Les communiqués trimestriels qui partent le bal sont souvent complexes, voire rébarbatifs. Mais les émetteurs tiennent simultanément des conférences téléphoniques avec les analystes financiers auxquelles peuvent assister les journalistes. Ils sont alors aux premières loges d’échanges généralement éclairants, sans compter que les analystes en question sont généralement heureux, par la suite, de partager leur point de vue.

Le 3 mars dernier, à 6 h 40, SNC-Lavalin a publié son communiqué du quatrième trimestre. Le titre faisait de son mieux pour faire pencher les choses du côté positif : « SNC-Lavalin annonce d’excellents résultats pour les Services d’ingénierie et fait le point sur les projets CMPF [projets de construction clé en main à prix forfaitaire] (…) ». Le lecteur attentif, cependant, pouvait tout de suite comprendre que les excellents résultats étaient ceux d’un certain secteur d’activité, et qu’un autre demandait une « mise au point ».
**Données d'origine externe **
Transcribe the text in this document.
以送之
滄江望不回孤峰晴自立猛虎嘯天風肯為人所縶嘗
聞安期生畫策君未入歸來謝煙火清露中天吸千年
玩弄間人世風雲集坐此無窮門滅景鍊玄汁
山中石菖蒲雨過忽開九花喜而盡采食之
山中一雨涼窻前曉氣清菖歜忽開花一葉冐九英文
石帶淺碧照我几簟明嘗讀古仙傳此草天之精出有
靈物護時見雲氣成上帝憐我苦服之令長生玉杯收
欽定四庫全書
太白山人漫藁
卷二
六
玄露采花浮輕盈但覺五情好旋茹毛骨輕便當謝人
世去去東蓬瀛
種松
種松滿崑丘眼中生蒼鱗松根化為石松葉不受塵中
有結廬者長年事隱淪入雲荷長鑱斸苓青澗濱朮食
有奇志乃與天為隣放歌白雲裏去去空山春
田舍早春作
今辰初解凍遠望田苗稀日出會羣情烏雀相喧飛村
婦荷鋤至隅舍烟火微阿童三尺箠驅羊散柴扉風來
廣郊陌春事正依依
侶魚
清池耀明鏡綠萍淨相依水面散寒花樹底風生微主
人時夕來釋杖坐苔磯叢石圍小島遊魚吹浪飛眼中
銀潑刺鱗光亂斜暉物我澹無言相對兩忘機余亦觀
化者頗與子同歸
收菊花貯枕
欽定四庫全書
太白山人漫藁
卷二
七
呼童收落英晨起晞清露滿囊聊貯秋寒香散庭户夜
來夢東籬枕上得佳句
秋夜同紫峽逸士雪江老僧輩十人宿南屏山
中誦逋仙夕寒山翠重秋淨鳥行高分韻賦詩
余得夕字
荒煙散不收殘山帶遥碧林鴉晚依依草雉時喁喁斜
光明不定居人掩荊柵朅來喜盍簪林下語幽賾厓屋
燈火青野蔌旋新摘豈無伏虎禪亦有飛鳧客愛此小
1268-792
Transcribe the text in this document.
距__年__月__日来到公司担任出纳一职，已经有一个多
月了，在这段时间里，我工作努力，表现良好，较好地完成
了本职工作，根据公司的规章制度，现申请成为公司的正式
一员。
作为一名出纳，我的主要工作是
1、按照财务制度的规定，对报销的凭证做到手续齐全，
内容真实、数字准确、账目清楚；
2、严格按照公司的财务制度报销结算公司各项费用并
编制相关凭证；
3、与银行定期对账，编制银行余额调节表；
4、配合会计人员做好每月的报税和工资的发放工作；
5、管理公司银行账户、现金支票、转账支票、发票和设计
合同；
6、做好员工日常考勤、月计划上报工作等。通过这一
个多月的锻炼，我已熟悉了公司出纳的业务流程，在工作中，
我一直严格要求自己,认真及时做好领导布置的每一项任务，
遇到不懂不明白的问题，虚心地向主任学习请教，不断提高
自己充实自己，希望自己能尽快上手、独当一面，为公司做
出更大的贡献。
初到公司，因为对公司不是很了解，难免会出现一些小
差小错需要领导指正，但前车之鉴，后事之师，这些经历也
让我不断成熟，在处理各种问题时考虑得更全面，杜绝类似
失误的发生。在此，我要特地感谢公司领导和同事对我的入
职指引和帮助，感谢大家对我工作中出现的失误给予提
La Presse canadienne se fait toujours un devoir d’être rapide sur la gâchette en matière de résultats financiers, et ce fut le cas ce matin-là. De sorte qu’une dépêche de la PC est apparue sur le site Web de La Presse à 7 h 24, 40 minutes après la diffusion du communiqué, un texte qui a donc été écrit en une vingtaine de minutes tout au plus. La dépêche comptait six paragraphes qui laissaient la nette impression que les choses allaient bien.

Titré « SNC-Lavalin réduit sa perte à 15,3 millions », l’article expliquait : « Groupe SNC-Lavalin rapporte jeudi que le résultat net négatif attribuable aux actionnaires provenant des activités poursuivies s’est chiffré à 15,3 millions (…) comparativement [à] 322,9 millions (…) au quatrième trimestre de 2020. La firme montréalaise ajoute que les produits ont été de 1,9 milliard, soit une augmentation de 14,5 % (…). L’entreprise précise que les produits de SNCL Services d’ingénierie ont totalisé 1,7 milliard, une augmentation comparativement au quatrième trimestre de 2020 (…) Le président et chef de la direction (…) a observé un solide rendement de fin d’année 2021 des Services d’ingénierie (…) ».

Bref, l’histoire était celle d’un redressement qui était en bonne voie, les choses allaient plutôt bien. Si vous déteniez des actions, ce n’était pas le moment de les vendre, les choses s’amélioraient. Si vous n’en déteniez pas, peut-être était-il temps de bouger.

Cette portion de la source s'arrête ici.